Surabaya – Ketua Umum Sinode Gereja Pantekosta Tabernakel Pendeta Widjaja Hendra, mengecam keras aksi perusakan pastori Gereja Pantekosta Tabernakel / GPT Kristus Ajaib, di Desa Uelincu, Kecamatan Pamona Utara, Selasa, 31 Maret 2026.
Ia menilai tindakan tersebut sudah mencederai prinsip kebhinekaan dan toleransi antarumat beragama di Indonesia.

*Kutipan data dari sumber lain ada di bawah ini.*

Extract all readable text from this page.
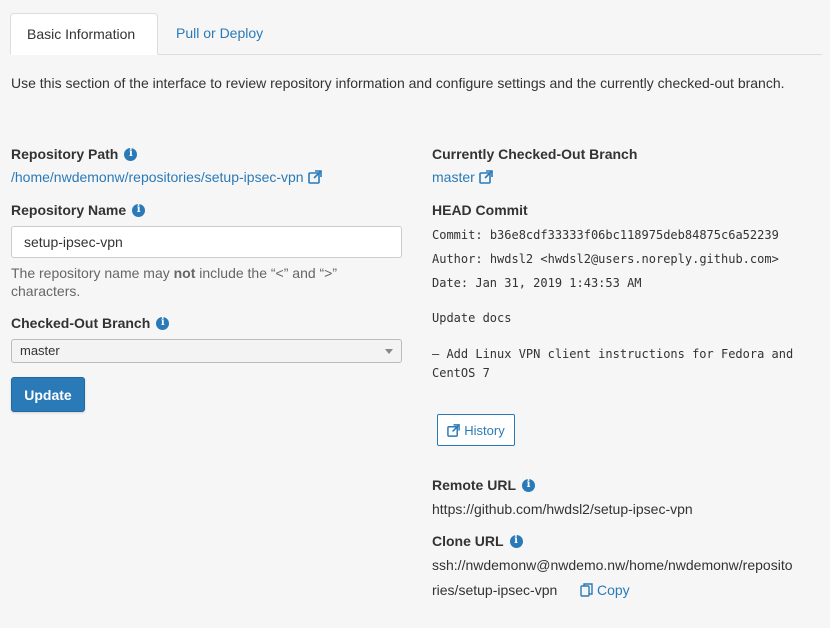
Basic Information	Pull or Deploy
Use this section of the interface to review repository information and configure settings and the currently checked-out branch.
Repository Path	i
/home/nwdemonw/repositories/setup-ipsec-vpn
Repository Name	i
setup-ipsec-vpn
The repository name may not include the “<” and “>” characters.
Checked-Out Branch	i
master
Update
Currently Checked-Out Branch
master
HEAD Commit
Commit: b36e8cdf33333f06bc118975deb84875c6a52239
Author: hwdsl2 <hwdsl2@users.noreply.github.com>
Date: Jan 31, 2019 1:43:53 AM
Update docs
– Add Linux VPN client instructions for Fedora and
CentOS 7
History
Remote URL	i
https://github.com/hwdsl2/setup-ipsec-vpn
Clone URL	i
ssh://nwdemonw@nwdemo.nw/home/nwdemonw/reposito
ries/setup-ipsec-vpn	Copy
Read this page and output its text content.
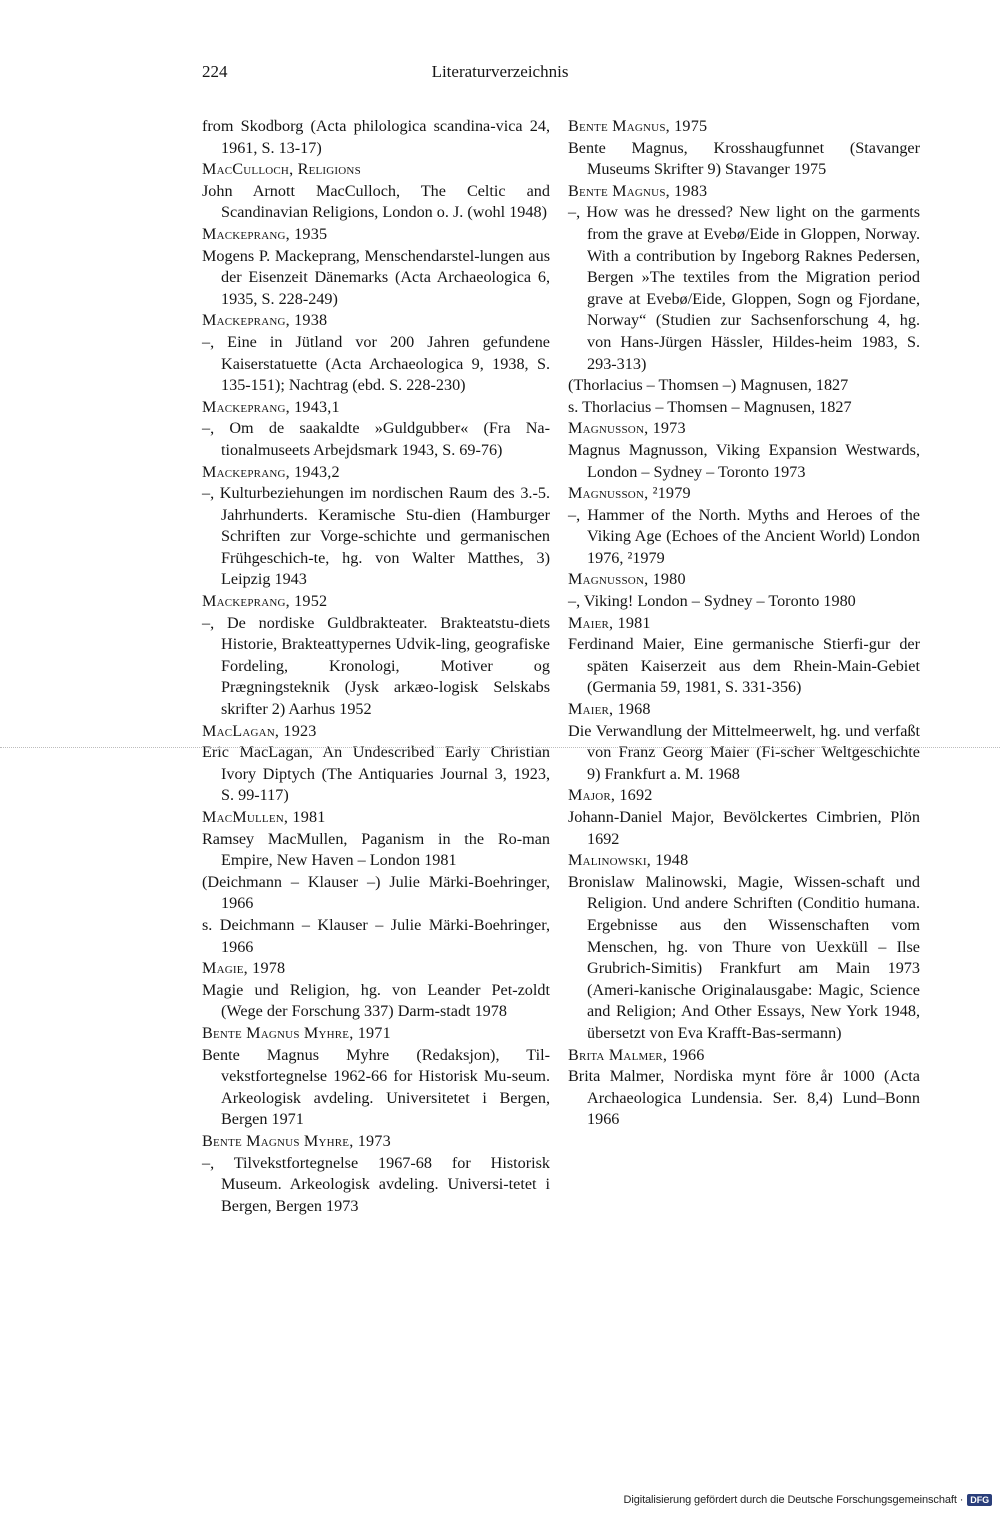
224	Literaturverzeichnis
from Skodborg (Acta philologica scandina-vica 24, 1961, S. 13-17)
MacCulloch, Religions
John Arnott MacCulloch, The Celtic and Scandinavian Religions, London o. J. (wohl 1948)
Mackeprang, 1935
Mogens P. Mackeprang, Menschendarstel-lungen aus der Eisenzeit Dänemarks (Acta Archaeologica 6, 1935, S. 228-249)
Mackeprang, 1938
–, Eine in Jütland vor 200 Jahren gefundene Kaiserstatuette (Acta Archaeologica 9, 1938, S. 135-151); Nachtrag (ebd. S. 228-230)
Mackeprang, 1943,1
–, Om de saakaldte »Guldgubber« (Fra Na-tionalmuseets Arbejdsmark 1943, S. 69-76)
Mackeprang, 1943,2
–, Kulturbeziehungen im nordischen Raum des 3.-5. Jahrhunderts. Keramische Stu-dien (Hamburger Schriften zur Vorge-schichte und germanischen Frühgeschich-te, hg. von Walter Matthes, 3) Leipzig 1943
Mackeprang, 1952
–, De nordiske Guldbrakteater. Brakteatstu-diets Historie, Brakteattypernes Udvik-ling, geografiske Fordeling, Kronologi, Motiver og Prægningsteknik (Jysk arkæo-logisk Selskabs skrifter 2) Aarhus 1952
MacLagan, 1923
Eric MacLagan, An Undescribed Early Christian Ivory Diptych (The Antiquaries Journal 3, 1923, S. 99-117)
MacMullen, 1981
Ramsey MacMullen, Paganism in the Ro-man Empire, New Haven – London 1981
(Deichmann – Klauser –) Julie Märki-Boehringer, 1966
s. Deichmann – Klauser – Julie Märki-Boehringer, 1966
Magie, 1978
Magie und Religion, hg. von Leander Pet-zoldt (Wege der Forschung 337) Darm-stadt 1978
Bente Magnus Myhre, 1971
Bente Magnus Myhre (Redaksjon), Til-vekstfortegnelse 1962-66 for Historisk Mu-seum. Arkeologisk avdeling. Universitetet i Bergen, Bergen 1971
Bente Magnus Myhre, 1973
–, Tilvekstfortegnelse 1967-68 for Historisk Museum. Arkeologisk avdeling. Universi-tetet i Bergen, Bergen 1973
Bente Magnus, 1975
Bente Magnus, Krosshaugfunnet (Stavanger Museums Skrifter 9) Stavanger 1975
Bente Magnus, 1983
–, How was he dressed? New light on the garments from the grave at Evebø/Eide in Gloppen, Norway. With a contribution by Ingeborg Raknes Pedersen, Bergen »The textiles from the Migration period grave at Evebø/Eide, Gloppen, Sogn og Fjordane, Norway“ (Studien zur Sachsenforschung 4, hg. von Hans-Jürgen Hässler, Hildes-heim 1983, S. 293-313)
(Thorlacius – Thomsen –) Magnusen, 1827
s. Thorlacius – Thomsen – Magnusen, 1827
Magnusson, 1973
Magnus Magnusson, Viking Expansion Westwards, London – Sydney – Toronto 1973
Magnusson, ²1979
–, Hammer of the North. Myths and Heroes of the Viking Age (Echoes of the Ancient World) London 1976, ²1979
Magnusson, 1980
–, Viking! London – Sydney – Toronto 1980
Maier, 1981
Ferdinand Maier, Eine germanische Stierfi-gur der späten Kaiserzeit aus dem Rhein-Main-Gebiet (Germania 59, 1981, S. 331-356)
Maier, 1968
Die Verwandlung der Mittelmeerwelt, hg. und verfaßt von Franz Georg Maier (Fi-scher Weltgeschichte 9) Frankfurt a. M. 1968
Major, 1692
Johann-Daniel Major, Bevölckertes Cimbrien, Plön 1692
Malinowski, 1948
Bronislaw Malinowski, Magie, Wissen-schaft und Religion. Und andere Schriften (Conditio humana. Ergebnisse aus den Wissenschaften vom Menschen, hg. von Thure von Uexküll – Ilse Grubrich-Simitis) Frankfurt am Main 1973 (Ameri-kanische Originalausgabe: Magic, Science and Religion; And Other Essays, New York 1948, übersetzt von Eva Krafft-Bas-sermann)
Brita Malmer, 1966
Brita Malmer, Nordiska mynt före år 1000 (Acta Archaeologica Lundensia. Ser. 8,4) Lund–Bonn 1966
Digitalisierung gefördert durch die Deutsche Forschungsgemeinschaft · DFG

“Peristiwa yang menimpa GPT Kristus Ajaib di Poso ini benar-benar merusak prinsip Bhineka dan toleransi beragama,” kata Pendeta Widjaja Hendra di Surabaya, 01 April 2026.
Sebaiknya segala masalah itu diselesaikan dengan cara kekeluargaan, kalau sama – sama ngotot maka langkah hukum harus diambil supaya hukum itu bisa ditegakkan mana yang benar dan mana yang salah tegas Pdt Widjaja Hendra.
Saya berharap supaya kejadian seperti itu tidak terulang lagi sebab organisasi GPT ini harus kembali seperti GPT pertama kali didirikan sebagai organisasi yang berdasar pada Pancasila dan Pengajaran Tabernakel dan Mempelai yang diwahyukan Tuhan kepada Opa Van Gessel serta kembali pada AD/ART yang dibuat oleh pendiri Pendeta In Juwono dan Pendeta Pong Dongalemba.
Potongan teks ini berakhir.